Community High School head counselor John Boshoven credited Earthworks for inspiring the Community Resource Program. The school-without-walls philosophy encourages students to look beyond the traditional curriculum for coursework.
"Schools visit us from all over the world to study the Community Resource Program," Boshoven said. "It's a model that's followed nationally."
Earthworks employed a deep network of contacts in the community to fill learning needs its teachers couldn't meet. The Earthworks name has faded from memory - a search for "Earthworks" on the Ann Arbor schools website yields no results - but an important part of its philosophy lives on at Community High.
There are differences between Little Lake and Earthworks, important ones. Little Lake is private, while Earthworks was a part of the school system. Little Lake plans to start with children ages 4-12, while Earthworks served high school students.
But former Earthworks students still offered these words of advice to the founders of Little Lake: Allowing students to shape their own educational path is nice, but always be willing to lead.
"We had students who came in because they wanted to do nothing," said Schreiber. "And they did nothing."

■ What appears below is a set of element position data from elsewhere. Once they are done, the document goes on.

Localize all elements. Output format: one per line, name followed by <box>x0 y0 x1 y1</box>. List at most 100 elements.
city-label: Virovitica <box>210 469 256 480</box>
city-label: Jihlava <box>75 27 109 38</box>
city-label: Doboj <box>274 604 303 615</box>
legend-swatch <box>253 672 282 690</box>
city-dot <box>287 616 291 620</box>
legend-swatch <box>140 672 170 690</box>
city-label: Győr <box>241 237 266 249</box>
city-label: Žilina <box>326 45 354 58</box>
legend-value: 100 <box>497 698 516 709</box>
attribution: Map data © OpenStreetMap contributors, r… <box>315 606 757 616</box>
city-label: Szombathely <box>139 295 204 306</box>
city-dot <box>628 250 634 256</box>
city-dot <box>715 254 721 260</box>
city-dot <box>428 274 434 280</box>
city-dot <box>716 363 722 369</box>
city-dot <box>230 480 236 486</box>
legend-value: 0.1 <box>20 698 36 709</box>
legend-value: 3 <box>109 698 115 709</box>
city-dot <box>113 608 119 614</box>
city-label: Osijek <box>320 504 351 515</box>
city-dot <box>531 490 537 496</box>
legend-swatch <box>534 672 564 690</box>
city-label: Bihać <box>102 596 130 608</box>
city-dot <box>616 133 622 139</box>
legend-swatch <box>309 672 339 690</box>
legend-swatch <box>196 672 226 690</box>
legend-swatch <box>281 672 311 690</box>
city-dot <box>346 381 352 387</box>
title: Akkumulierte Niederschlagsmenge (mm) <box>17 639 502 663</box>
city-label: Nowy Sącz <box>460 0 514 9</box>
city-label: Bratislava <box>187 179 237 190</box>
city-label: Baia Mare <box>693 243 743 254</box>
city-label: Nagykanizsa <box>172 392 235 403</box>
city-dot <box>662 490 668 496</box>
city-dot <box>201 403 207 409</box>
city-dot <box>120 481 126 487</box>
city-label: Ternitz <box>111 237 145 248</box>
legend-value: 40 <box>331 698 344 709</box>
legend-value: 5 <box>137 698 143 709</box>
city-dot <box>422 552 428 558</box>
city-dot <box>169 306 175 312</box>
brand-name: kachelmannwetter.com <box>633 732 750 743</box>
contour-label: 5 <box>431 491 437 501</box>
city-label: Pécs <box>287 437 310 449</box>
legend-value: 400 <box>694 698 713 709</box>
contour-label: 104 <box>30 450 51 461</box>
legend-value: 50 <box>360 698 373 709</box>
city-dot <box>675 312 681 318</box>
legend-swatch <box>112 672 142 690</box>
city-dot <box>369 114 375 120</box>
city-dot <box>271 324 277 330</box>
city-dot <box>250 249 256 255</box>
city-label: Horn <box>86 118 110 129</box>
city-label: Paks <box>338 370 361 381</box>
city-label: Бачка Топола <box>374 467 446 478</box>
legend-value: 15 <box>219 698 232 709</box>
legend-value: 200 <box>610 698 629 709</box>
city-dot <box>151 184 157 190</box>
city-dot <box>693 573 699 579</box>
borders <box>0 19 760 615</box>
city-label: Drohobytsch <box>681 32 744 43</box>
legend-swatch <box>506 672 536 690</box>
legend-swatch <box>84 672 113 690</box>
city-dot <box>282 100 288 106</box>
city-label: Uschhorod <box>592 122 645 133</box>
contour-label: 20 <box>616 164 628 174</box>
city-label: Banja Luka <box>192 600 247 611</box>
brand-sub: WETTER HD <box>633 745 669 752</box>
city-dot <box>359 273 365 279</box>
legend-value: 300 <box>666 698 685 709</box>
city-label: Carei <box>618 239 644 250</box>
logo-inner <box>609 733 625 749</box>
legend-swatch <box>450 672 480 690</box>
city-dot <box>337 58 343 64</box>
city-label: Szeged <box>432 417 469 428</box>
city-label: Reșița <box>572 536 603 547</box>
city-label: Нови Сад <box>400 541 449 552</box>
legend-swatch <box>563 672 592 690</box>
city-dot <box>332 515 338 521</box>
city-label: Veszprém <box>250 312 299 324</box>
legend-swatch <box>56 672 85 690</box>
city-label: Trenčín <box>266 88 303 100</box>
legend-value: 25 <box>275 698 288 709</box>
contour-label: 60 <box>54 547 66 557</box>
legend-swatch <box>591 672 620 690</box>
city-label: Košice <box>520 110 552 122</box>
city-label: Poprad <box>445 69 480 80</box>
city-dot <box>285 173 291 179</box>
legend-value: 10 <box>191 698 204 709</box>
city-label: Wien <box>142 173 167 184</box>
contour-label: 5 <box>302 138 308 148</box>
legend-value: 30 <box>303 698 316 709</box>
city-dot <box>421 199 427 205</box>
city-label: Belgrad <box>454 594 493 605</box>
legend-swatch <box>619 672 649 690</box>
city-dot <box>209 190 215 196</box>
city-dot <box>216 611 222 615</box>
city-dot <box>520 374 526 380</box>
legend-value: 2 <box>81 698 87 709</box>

But students do need space, said Earthworks alum John Barrie. Barrie, executive director of The Appropriate Technology Collaborative, said that he probably would've dropped out if he'd been forced to stay at Pioneer.
The ATC is an Ann Arbor-based non-profit that designs "culturally sensitive" technologies for the developing world, alongside the very people who would use them.
Barrie took an interest in math and found his stride at Earthworks and then the University of Michigan.
"If a kid wants to stare at a bug on a leaf for an hour, let him," Barrie said. "Believe me, he's learning."